Richard Tristam, a Hitchin solicitor, was a contemporary of Henry Trigg and a member of the party who witnessed the body snatchers at work in St Mary's churchyard.
He also made plans to ensure that his mortal remains were protected from these people. He directed his executors to purchase some land for the express purpose of his interment and to make sure that he was laid to rest within the sound of running water.
After his death on the 16th November 1734, his son, also Richard, purchased four acres of land in the parish of St Ippollitts. Richard senior was duly buried within this land a short distance from the road and about 200 yards from Small Brook.

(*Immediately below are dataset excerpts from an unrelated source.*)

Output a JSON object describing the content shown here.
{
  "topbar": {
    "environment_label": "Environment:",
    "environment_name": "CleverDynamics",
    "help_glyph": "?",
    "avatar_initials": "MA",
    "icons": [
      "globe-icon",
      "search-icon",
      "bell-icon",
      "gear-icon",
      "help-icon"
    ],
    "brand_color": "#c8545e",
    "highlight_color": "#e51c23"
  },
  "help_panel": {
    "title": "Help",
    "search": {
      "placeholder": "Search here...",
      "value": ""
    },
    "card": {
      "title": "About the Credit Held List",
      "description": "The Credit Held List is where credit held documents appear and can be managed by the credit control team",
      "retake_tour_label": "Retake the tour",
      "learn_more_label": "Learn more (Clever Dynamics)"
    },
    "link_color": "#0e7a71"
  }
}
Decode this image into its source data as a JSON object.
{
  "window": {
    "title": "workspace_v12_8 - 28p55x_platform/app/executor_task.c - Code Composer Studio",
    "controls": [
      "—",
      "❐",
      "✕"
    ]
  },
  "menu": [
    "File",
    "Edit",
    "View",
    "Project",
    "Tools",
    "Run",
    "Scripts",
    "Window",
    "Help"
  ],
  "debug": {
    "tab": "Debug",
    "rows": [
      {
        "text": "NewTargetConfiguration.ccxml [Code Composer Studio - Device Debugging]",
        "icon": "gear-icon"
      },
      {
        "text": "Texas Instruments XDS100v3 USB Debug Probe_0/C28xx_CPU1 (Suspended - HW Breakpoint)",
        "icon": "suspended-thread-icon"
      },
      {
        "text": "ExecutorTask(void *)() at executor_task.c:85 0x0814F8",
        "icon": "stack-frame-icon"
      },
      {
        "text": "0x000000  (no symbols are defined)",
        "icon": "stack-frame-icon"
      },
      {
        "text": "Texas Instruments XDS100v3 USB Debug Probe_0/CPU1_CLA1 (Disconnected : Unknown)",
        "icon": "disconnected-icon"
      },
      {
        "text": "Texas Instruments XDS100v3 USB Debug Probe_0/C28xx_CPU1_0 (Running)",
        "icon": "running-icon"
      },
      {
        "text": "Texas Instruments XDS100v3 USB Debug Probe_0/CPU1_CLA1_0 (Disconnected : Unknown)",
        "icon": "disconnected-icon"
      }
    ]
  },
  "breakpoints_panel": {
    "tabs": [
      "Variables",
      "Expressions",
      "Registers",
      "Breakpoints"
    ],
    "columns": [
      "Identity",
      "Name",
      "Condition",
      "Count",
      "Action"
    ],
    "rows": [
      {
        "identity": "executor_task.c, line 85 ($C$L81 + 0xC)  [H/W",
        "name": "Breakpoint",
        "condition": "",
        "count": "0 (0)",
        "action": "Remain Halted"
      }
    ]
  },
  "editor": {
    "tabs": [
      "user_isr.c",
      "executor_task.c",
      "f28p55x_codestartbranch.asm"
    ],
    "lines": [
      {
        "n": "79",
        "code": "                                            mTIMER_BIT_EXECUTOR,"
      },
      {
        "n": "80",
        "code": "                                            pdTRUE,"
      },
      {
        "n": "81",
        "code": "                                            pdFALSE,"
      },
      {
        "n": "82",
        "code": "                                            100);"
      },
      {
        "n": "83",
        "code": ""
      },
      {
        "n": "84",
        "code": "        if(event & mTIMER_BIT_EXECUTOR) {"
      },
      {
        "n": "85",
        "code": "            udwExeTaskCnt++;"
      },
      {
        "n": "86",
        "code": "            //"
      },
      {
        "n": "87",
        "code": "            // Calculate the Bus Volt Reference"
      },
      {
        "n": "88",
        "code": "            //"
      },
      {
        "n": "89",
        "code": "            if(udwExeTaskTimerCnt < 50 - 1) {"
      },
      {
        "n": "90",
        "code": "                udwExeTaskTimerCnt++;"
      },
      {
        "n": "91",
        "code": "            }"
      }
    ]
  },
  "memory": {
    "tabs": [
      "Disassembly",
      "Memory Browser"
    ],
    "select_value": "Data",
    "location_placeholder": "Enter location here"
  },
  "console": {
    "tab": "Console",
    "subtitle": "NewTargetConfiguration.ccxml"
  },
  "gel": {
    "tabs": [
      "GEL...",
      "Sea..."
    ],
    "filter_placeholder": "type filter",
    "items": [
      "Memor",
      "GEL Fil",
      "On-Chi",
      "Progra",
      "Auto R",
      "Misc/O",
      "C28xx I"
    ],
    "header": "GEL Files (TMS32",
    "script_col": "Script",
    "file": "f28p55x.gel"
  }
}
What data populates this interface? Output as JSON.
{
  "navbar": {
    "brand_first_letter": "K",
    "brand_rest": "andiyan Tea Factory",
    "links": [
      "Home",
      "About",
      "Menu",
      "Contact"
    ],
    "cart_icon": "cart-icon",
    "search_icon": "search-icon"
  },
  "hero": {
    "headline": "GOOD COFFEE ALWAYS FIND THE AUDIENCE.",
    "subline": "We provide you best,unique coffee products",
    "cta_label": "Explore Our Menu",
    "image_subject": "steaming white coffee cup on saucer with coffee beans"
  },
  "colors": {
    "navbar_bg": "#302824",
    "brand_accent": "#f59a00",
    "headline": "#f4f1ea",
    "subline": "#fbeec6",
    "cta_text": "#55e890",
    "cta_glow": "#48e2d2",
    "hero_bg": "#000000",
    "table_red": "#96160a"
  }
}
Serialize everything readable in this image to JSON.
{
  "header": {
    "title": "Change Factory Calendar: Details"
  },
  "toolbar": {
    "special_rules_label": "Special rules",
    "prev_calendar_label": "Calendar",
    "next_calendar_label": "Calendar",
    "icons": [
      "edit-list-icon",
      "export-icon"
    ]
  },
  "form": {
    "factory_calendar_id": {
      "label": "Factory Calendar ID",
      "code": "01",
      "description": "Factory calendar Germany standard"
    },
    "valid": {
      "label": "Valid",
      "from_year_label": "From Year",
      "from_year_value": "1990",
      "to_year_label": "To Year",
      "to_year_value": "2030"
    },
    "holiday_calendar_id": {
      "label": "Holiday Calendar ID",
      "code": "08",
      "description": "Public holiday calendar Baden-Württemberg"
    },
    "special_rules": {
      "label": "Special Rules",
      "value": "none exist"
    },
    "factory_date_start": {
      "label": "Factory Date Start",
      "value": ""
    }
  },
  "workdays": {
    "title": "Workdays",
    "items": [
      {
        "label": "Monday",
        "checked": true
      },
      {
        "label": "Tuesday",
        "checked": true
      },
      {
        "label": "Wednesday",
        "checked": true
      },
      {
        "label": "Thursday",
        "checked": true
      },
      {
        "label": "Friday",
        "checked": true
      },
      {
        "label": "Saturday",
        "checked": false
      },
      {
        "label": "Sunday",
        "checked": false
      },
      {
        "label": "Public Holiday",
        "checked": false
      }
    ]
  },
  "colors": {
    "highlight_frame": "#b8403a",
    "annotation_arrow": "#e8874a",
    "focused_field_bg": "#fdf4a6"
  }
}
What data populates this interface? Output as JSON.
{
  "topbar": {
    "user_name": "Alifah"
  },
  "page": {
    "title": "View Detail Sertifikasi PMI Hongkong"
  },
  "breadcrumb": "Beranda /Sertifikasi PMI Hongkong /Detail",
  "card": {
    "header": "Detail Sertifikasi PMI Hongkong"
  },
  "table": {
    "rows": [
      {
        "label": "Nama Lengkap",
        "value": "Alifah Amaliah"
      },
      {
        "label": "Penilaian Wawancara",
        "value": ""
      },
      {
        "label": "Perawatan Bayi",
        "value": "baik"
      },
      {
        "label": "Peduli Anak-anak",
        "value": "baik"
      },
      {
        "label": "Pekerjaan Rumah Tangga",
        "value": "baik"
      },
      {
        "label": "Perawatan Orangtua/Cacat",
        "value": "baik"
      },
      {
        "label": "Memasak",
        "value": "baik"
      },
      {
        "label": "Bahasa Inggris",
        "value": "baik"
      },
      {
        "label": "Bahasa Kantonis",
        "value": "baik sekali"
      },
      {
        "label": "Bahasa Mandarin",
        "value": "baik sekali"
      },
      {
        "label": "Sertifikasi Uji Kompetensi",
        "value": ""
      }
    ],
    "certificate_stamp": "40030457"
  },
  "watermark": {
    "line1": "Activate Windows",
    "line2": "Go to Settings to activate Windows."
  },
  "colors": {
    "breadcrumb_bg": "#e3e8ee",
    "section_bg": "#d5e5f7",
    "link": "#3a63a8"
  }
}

In order to ensure that this land was never alienated and his father's remains never disturbed, it was vested in trustees by an indenture of the 14th December 1768. This charged the trustees with maintaining the land for charitable purposes, distributing the profits each Christmas day amongst 16 poor people resident in the almshouses founded by John and Ralph Skynner.
When the parish was enclosed in the 19th century, half an acre was taken by the commissioners in consideration of it being freed from all tithes and expenses incurred towards the enclosure act.
In 1895 the land was sold and the proceeds invested in the names of the official trustees.
For many years a plain inscription adorned the grave:
Requiescat in pace
Today the grave lies in a field on the east side of the Stevenage to Hitchin road between Kingshott school and the Hitchin Boundary. It is visible from the A602 unless hidden by seasonal crops.